Riding through Fred Richards Park, in Edina, MN.

Riding through Fred Richards Park, a part of Nine Mile Creek, in Edina, MN.

Once a par 3 golf course this park is now an urban green space welcoming you to the next several miles of your trail adventure. At the trail bridge over Highway 100, the actual Nine Mile Creek comes into view. Now the trail meanders above its namesake creek, on the elevated wood bridges above the wetlands and woodlands, in Edina. Along the way, you may want to stop and enjoy the wildlife that makes their home here along the creek. From Edina to Hopkins, by trail, it’s about eight miles with 1.7 miles of wooden boardwalk structures along the way.

Rolling through Edina on Nine Mile Creek Trail is fun to explore. If it’s an out and back bike adventure, add another mile on the Cedar Lakes Trail (east) for a treat. Stopping at the Hopkins Depot for an ice cream cone or cup of coffee is the perfect treat before heading back.

The Nine Mile Creek Trail east of Edina

Sometimes, the journey is the reward, that is definitely the case here. It is approximately seven miles from the Edina Promenade to the Minnesota River. On this section, the trail passes through the city Richfield and connects to the north/south Nokomis-Minnesota River Regional Trail.

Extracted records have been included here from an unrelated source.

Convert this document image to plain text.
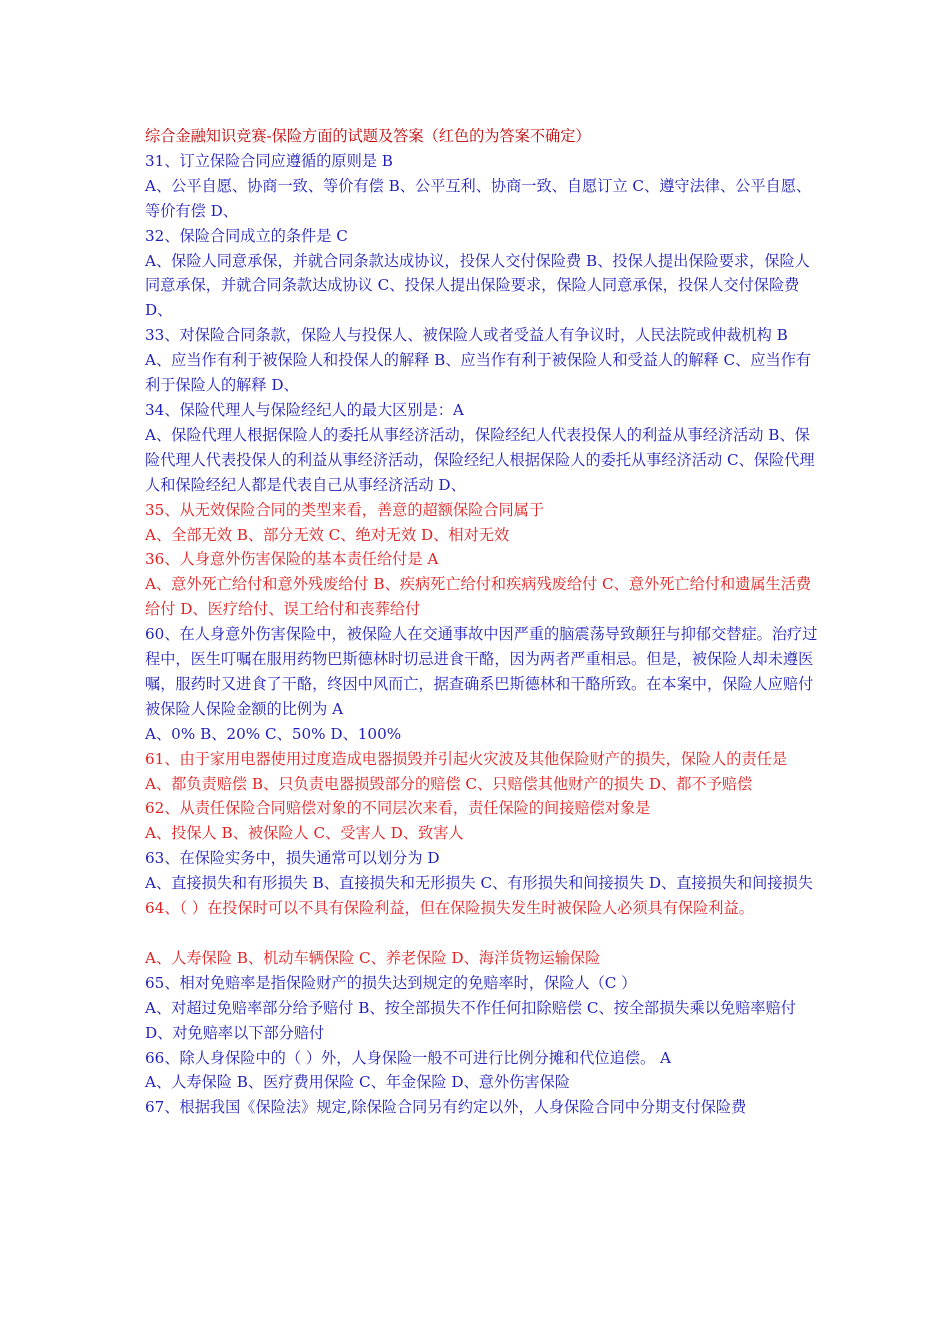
综合金融知识竞赛-保险方面的试题及答案（红色的为答案不确定）

31、订立保险合同应遵循的原则是 B

A、公平自愿、协商一致、等价有偿 B、公平互利、协商一致、自愿订立 C、遵守法律、公平自愿、等价有偿 D、

32、保险合同成立的条件是 C

A、保险人同意承保，并就合同条款达成协议，投保人交付保险费 B、投保人提出保险要求，保险人同意承保，并就合同条款达成协议 C、投保人提出保险要求，保险人同意承保，投保人交付保险费 D、

33、对保险合同条款，保险人与投保人、被保险人或者受益人有争议时，人民法院或仲裁机构 B

A、应当作有利于被保险人和投保人的解释 B、应当作有利于被保险人和受益人的解释 C、应当作有利于保险人的解释 D、

34、保险代理人与保险经纪人的最大区别是：A

A、保险代理人根据保险人的委托从事经济活动，保险经纪人代表投保人的利益从事经济活动 B、保险代理人代表投保人的利益从事经济活动，保险经纪人根据保险人的委托从事经济活动 C、保险代理人和保险经纪人都是代表自己从事经济活动 D、

35、从无效保险合同的类型来看，善意的超额保险合同属于

A、全部无效 B、部分无效 C、绝对无效 D、相对无效

36、人身意外伤害保险的基本责任给付是 A

A、意外死亡给付和意外残废给付 B、疾病死亡给付和疾病残废给付 C、意外死亡给付和遗属生活费给付 D、医疗给付、误工给付和丧葬给付

60、在人身意外伤害保险中，被保险人在交通事故中因严重的脑震荡导致颠狂与抑郁交替症。治疗过程中，医生叮嘱在服用药物巴斯德林时切忌进食干酪，因为两者严重相忌。但是，被保险人却未遵医嘱，服药时又进食了干酪，终因中风而亡，据查确系巴斯德林和干酪所致。在本案中，保险人应赔付被保险人保险金额的比例为 A

A、0% B、20% C、50% D、100%

61、由于家用电器使用过度造成电器损毁并引起火灾波及其他保险财产的损失，保险人的责任是

A、都负责赔偿 B、只负责电器损毁部分的赔偿 C、只赔偿其他财产的损失 D、都不予赔偿

62、从责任保险合同赔偿对象的不同层次来看，责任保险的间接赔偿对象是

A、投保人 B、被保险人 C、受害人 D、致害人

63、在保险实务中，损失通常可以划分为 D

A、直接损失和有形损失 B、直接损失和无形损失 C、有形损失和间接损失 D、直接损失和间接损失

64、（ ）在投保时可以不具有保险利益，但在保险损失发生时被保险人必须具有保险利益。

A、人寿保险 B、机动车辆保险 C、养老保险 D、海洋货物运输保险

65、相对免赔率是指保险财产的损失达到规定的免赔率时，保险人（C ）

A、对超过免赔率部分给予赔付 B、按全部损失不作任何扣除赔偿 C、按全部损失乘以免赔率赔付 D、对免赔率以下部分赔付

66、除人身保险中的（ ）外，人身保险一般不可进行比例分摊和代位追偿。 A

A、人寿保险 B、医疗费用保险 C、年金保险 D、意外伤害保险

67、根据我国《保险法》规定,除保险合同另有约定以外，人身保险合同中分期支付保险费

The trail makes it easy to stay off busy streets.

The trail makes it easy to stay off busy streets.

Just north of the Mall of America, both cyclists and pedestrians can safely cross the 494 Freeway and follow the trail south, through Bloomington, to the Minnesota River. To the north, the Nokomis-Minnesota River Regional Trail users can easily reach Lake Nokomis and the Grand Rounds Scenic Byway in Minneapolis. Other points of interest in this area include the Minnesota Valley National Wildlife Refuge and Fort Snelling State Park.

Map, parking, bike rental and trail access

For your next bike adventure here use the Explore Edina Bike/Hike Map, featuring the new Nine-Mile Creek Trail. On this map, you will notice several trail access points. A favorite gathering point for me is parking near one of the retail centers, north or south of the Edina Promenade. Here you will find ample parking and several restaurant options for that appetite you are sure to acquire on your ride. For a place to stay when visiting Edina check their lodging options here.

Need a rental bike?

Edina residents and visitors now have access to a new, dockless bike service. You simply download the Lime app. All rental bikes are GPS and 3G-enabled, making it simple for riders to find, unlock and pick up a nearby bicycle using the iOS or Android smartphone app.

The NineMile Creek Trail through Edina works well for all ages.

The Nine Mile Creek Trail through Edina works well for all ages.

With many bike-friendly street routes, Edina is recognized by the League of American Bicyclists as a bronze level Bicycle Friendly Community.